The same bits may be used. Furthermore, in the above embodiments, all the bits were shaped to move outward as the grinding surface went upward, but the router bit 2 for inner machining was shaped to move outward as it went upward, and for outer machining The router bit 3 may have a shape that moves inward as it goes upward, and the angle may be gentler than the angle of the grinding surface of the router bit 2 for inner machining. This results in a processed surface shape of the wooden frame that expands outward. In this way, various shapes of the bit can be considered.

Furthermore, in the above embodiment, both the router bit 2 for inner processing and the router bit 3 for outer processing have machining trajectories stored, but for example, the outer surface 1d of the wooden frame 1m
When machining, a copy chamfering cutter machining may be used.

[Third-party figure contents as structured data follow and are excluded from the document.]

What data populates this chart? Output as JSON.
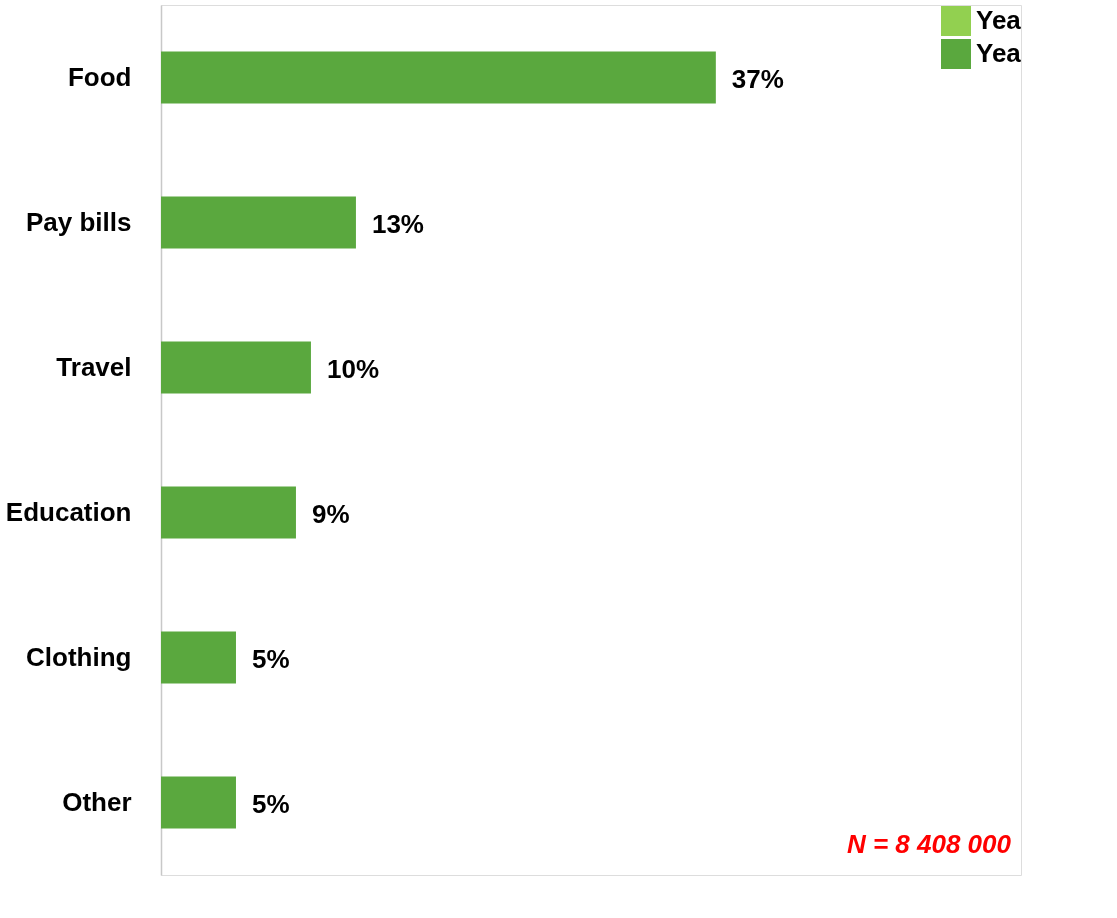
{
  "chart_data": {
    "type": "bar",
    "orientation": "horizontal",
    "categories": [
      "Food",
      "Pay bills",
      "Travel",
      "Education",
      "Clothing",
      "Other"
    ],
    "series": [
      {
        "name": "Yea",
        "color": "#92d050",
        "values": [
          null,
          null,
          null,
          null,
          null,
          null
        ]
      },
      {
        "name": "Yea",
        "color": "#5aa83e",
        "values": [
          37,
          13,
          10,
          9,
          5,
          5
        ],
        "value_labels": [
          "37%",
          "13%",
          "10%",
          "9%",
          "5%",
          "5%"
        ]
      }
    ],
    "annotations": [
      "N = 8 408 000"
    ],
    "legend": "top right",
    "grid": false
  }
}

Further, in the above embodiment, the unprocessed wooden frame 1 m was formed by laminating a plurality of wooden pieces together, but a single solid board, verticle board, etc. may also be used.

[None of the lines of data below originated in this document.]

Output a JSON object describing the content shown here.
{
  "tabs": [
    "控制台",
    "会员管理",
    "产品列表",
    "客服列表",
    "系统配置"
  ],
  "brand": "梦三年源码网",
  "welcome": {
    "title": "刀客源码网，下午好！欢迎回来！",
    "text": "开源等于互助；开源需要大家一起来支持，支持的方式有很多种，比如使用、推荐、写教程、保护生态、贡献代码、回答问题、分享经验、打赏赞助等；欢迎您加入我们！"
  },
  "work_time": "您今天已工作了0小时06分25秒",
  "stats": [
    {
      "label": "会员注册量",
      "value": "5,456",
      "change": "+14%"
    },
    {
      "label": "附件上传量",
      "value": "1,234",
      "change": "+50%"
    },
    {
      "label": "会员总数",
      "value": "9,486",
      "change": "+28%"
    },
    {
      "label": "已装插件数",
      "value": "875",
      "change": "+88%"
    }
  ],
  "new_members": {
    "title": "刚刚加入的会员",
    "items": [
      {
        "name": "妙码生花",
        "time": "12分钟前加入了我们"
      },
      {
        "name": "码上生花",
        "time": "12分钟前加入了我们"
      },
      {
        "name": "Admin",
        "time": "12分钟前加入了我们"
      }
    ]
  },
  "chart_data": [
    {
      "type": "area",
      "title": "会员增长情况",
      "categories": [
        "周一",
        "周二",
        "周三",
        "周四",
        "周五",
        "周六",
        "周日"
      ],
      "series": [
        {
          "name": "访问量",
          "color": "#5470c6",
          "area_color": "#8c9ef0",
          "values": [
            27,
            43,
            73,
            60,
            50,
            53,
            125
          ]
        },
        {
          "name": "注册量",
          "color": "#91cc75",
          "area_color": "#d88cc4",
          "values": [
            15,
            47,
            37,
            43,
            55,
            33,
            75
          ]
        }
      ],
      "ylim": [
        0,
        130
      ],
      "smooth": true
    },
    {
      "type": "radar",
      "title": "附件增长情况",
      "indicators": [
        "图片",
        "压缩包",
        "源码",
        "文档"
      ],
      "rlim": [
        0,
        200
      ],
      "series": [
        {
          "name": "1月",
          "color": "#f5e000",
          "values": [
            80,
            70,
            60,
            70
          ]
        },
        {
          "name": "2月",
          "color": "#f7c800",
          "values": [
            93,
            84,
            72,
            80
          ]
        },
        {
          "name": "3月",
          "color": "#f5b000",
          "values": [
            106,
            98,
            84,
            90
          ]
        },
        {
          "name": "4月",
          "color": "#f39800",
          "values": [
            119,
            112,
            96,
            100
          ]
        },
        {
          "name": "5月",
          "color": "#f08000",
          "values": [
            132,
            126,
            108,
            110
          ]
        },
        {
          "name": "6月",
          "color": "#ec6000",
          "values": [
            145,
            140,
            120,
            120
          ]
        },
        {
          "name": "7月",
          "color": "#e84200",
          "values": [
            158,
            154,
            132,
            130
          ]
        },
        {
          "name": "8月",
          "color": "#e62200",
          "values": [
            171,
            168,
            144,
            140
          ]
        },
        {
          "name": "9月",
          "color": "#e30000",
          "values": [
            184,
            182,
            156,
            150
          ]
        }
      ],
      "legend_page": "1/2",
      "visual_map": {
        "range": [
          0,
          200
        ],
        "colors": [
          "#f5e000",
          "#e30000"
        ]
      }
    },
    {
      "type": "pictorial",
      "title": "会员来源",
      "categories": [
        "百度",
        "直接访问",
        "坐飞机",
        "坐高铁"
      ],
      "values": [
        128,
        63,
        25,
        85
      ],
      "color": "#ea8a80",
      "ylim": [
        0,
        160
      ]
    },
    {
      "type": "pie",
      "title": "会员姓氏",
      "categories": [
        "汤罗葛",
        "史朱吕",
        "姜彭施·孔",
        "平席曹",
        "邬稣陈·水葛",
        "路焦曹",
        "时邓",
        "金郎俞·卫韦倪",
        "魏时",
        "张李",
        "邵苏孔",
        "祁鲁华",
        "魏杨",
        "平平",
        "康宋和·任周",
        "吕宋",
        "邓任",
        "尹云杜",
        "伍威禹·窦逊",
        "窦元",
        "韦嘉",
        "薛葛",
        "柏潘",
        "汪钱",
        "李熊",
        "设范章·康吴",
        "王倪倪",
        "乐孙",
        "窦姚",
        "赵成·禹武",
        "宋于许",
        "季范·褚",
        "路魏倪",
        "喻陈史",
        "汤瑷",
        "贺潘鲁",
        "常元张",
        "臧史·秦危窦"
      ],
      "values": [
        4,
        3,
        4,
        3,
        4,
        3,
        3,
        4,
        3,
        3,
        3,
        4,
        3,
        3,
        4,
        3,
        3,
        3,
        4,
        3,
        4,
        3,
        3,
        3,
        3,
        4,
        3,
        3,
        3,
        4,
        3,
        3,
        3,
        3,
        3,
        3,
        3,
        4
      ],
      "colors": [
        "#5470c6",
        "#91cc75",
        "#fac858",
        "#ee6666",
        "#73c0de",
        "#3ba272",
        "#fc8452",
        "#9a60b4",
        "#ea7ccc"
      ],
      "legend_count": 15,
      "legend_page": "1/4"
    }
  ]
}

[Effects] The present invention uses a router bit that moves two-dimensionally from the inside and outside of the wooden frame to process the wooden frame while changing its width. It is possible to manufacture a wooden frame having a three-dimensional shape whose curved surface changes smoothly. Furthermore, since machining can be performed at a higher circumferential speed with a molded bit, the machined surface becomes cleaner and polishing in subsequent steps becomes easier than when using a ball bit.

[Brief explanation of drawings]

Figures 1 to 8 show one embodiment of the present invention.
Figures and Figure 2 are the plan view and A- of the completed wooden frame, respectively.
A sectional view taken along line A, Figures 3 and 4 are a plan view and a sectional view taken along line B-B of the wooden frame before machining, respectively. Figure 5 is a front view of the router bit for inside machining, and Figure 6 shows the outside. Router for processing
A front view of the bit, Figure 7 is a sectional view showing a wooden frame being machined with a router bit for inside machining, and Figure 8 is a state in which a wooden frame is being machined with a router bit for outside machining. 9 is a front view of a conventional ball bit, and FIG. 10 is a sectional view showing a wooden frame being processed using the ball bit of FIG. 9. 1...Wooden frame, 1b...Inside of the wooden frame, 1c...Surface processed by the inner router bit, 1d...Outside of the wooden frame, 1e...By the outer router bit Processed surface, 1m... Wooden frame before processing, 2.3... Router bit, H... High intersection position of machined surface, L... Low intersection position of machined surface, N... Narrow part of the wooden frame, W... wide part of the wooden frame. Above 3-p ±stain stain

Claims (1)

[Claims] The wooden frame is machined while moving the router bit two-dimensionally from the inside and outside of the wooden frame, and at this time, by changing the width of the wooden frame, the surface to be machined by the inside and outside router bits can be changed. A method for manufacturing a wooden frame, comprising changing the height of the crossing position while changing the crossing position to form a three-dimensional shape in the wooden frame.